Jail Break: a brief history of alternatives to the juvenile justice system


Excerpts from "IN AN IRON CHAIN: The Pursuit of Constructive Juvenile Corrections," Charles A. Rotramel, Senior Honors Thesis, Sociology Department, RIce University, April 30, 1987

*The most far-reaching example of a state turning to privatized corrections occurred in Massachusetts, where in 1969 the Department of Youth Services closed all of the state's training schools and restrictive detention facilities. This reform did not occur slowly or through careful political lobbying; in less than a year, the chief of DYS ordered the closures and oversaw the fulfillment of his orders. Jerome Miller became DYS commissioner in Massachusetts in late 1969 and began an intensive advocacy agenda. He delivered a series of speeches decrying injustices and inhumane treatment imosed on youths by the Massachusetts correctional system.

Soon after becoming commissioner, Miller issued orders to the staff of these facilities that youths must not be subjected to corporal punishment, lock-ups, haircuts, marching or imposed silences. The policy statements met with much resistance at the facilities. However, Miller maintained his stance. In 1971, Miller closed the state's two most restrictive institutions. In January 1972, he issued a mandate immediately closing all correctional institutions. Residents of these were either immediately paroled, placed in community-based treatment programs or housed temporarily in dormitories at the University of Massachusetts.

After Miller's reforms, only 10 percent of non-paroled DYS youths found placement in secure care facilities. While overall recidivism rates for juveniles remained the same in Massachusetts, some of the programs -- foster homes and boarding schools especially -- exhibited a dramatically reduced rate of referral.

*An example of a program that avoids confinement entirely, but that successfully reintegrates young offenders into their communities, is Project New Pride, a correctional program currently operated by the Colorado Division of Youth Services in Denver. Project New Pride takes youths who have committed multiple offenses and provides them with education, counseling and job placement. Though all of the involved youths have repeatedly engaged in criminal behavior, they are not placed in a confined environment. Instead, they live at home or in a community group home, throughout the one-year program period. For three months the youths attend a special school which concentrates on interpersonal skills they will need to function effectively in their homes and communities. After this period, all of the youths return to their regular public schools, enter vocational training programs or begin employment.

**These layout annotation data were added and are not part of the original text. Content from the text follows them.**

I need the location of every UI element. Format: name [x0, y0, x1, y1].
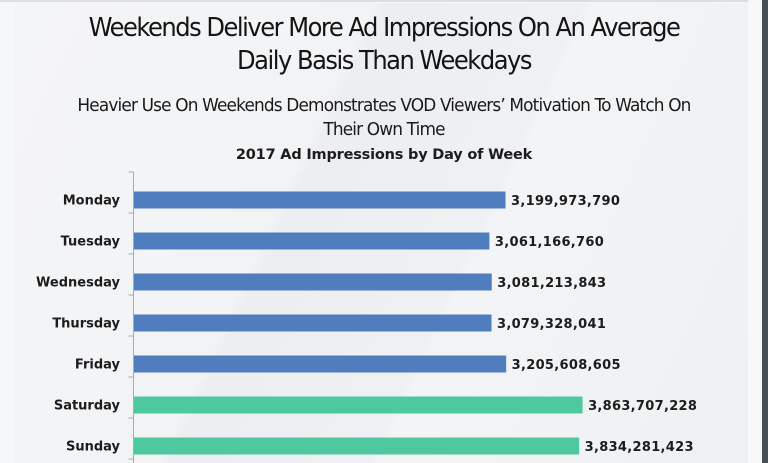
- value-label-wednesday: 3,081,213,843: [497, 276, 606, 291]
- value-label-friday: 3,205,608,605: [512, 358, 621, 373]
- slide-subtitle-line-1: Heavier Use On Weekends Demonstrates VOD…: [77, 95, 691, 116]
- chart-title: 2017 Ad Impressions by Day of Week: [235, 147, 533, 163]
- slide-subtitle: Heavier Use On Weekends Demonstrates VOD…: [23, 94, 745, 142]
- bar-sunday: [134, 437, 580, 455]
- value-label-thursday: 3,079,328,041: [497, 317, 606, 332]
- value-label-monday: 3,199,973,790: [511, 194, 620, 209]
- category-label-sunday: Sunday: [66, 440, 121, 455]
- bar-wednesday: [134, 273, 492, 291]
- bar-tuesday: [134, 232, 490, 250]
- category-label-wednesday: Wednesday: [36, 276, 120, 291]
- category-label-monday: Monday: [63, 194, 121, 209]
- slide-right-margin: [748, 0, 762, 463]
- slide-title: Weekends Deliver More Ad Impressions On …: [27, 12, 741, 78]
- value-label-saturday: 3,863,707,228: [588, 399, 697, 414]
- bar-saturday: [134, 396, 583, 414]
- slide-subtitle-line-2: Their Own Time: [323, 119, 445, 140]
- slide-title-line-1: Weekends Deliver More Ad Impressions On …: [88, 13, 681, 43]
- slide-title-line-2: Daily Basis Than Weekdays: [237, 46, 532, 76]
- window-edge-scrollbar: [762, 0, 768, 463]
- value-label-tuesday: 3,061,166,760: [495, 235, 604, 250]
- value-label-sunday: 3,834,281,423: [585, 440, 694, 455]
- bar-thursday: [134, 314, 492, 332]
- bar-monday: [134, 191, 506, 209]
- category-label-saturday: Saturday: [54, 399, 121, 414]
- bar-friday: [134, 355, 507, 373]
- category-label-thursday: Thursday: [52, 317, 120, 332]
- category-label-tuesday: Tuesday: [61, 235, 121, 250]
- top-border: [0, 0, 768, 2]
- category-label-friday: Friday: [75, 358, 121, 373]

Initial studies of Project New Pride indicate a rate of effectiveness slightly higher than those of existing detention facilities. Seventy percent of the New Pride youths obtain job placement, and the re-arrest rate for that group was one-third the rate of unemployed youths. In addition to reducing the recidivism rate foe juveniles in Denver, Project New Pride has lowered the cost of corrections: The Project charges $4000 to serve per youth for a year, while the corresponding incarceration cost is $12,000 in Colorado. This program offers, then, a comparable rate of recidivism, a higher level of occupational productivity among youths and a cost tremendously lower than the status quo can maintain.

*Even less intrusive upon youths' lives than Project New Pride are diversion programs which a few states use to detach youthful offenders from involvement with the juvenile justice system. Two types of diversion appeared at the height of its popularity among juvenile criminologists. The first type was secondary diversion which suspended all justice system intervention with involved youths after their arrest, referring them instead to other public service agencies. The second type was pure diversion, which involved problem youths (identified by school and law enforcement authorities in counseling and job training programs before they actually got arrested.) These programs have since suffered reduction as the powerful conservatice movement demanded a more punitive response to crime.


This item appeared in the Features section of the January 21, 1994 issue.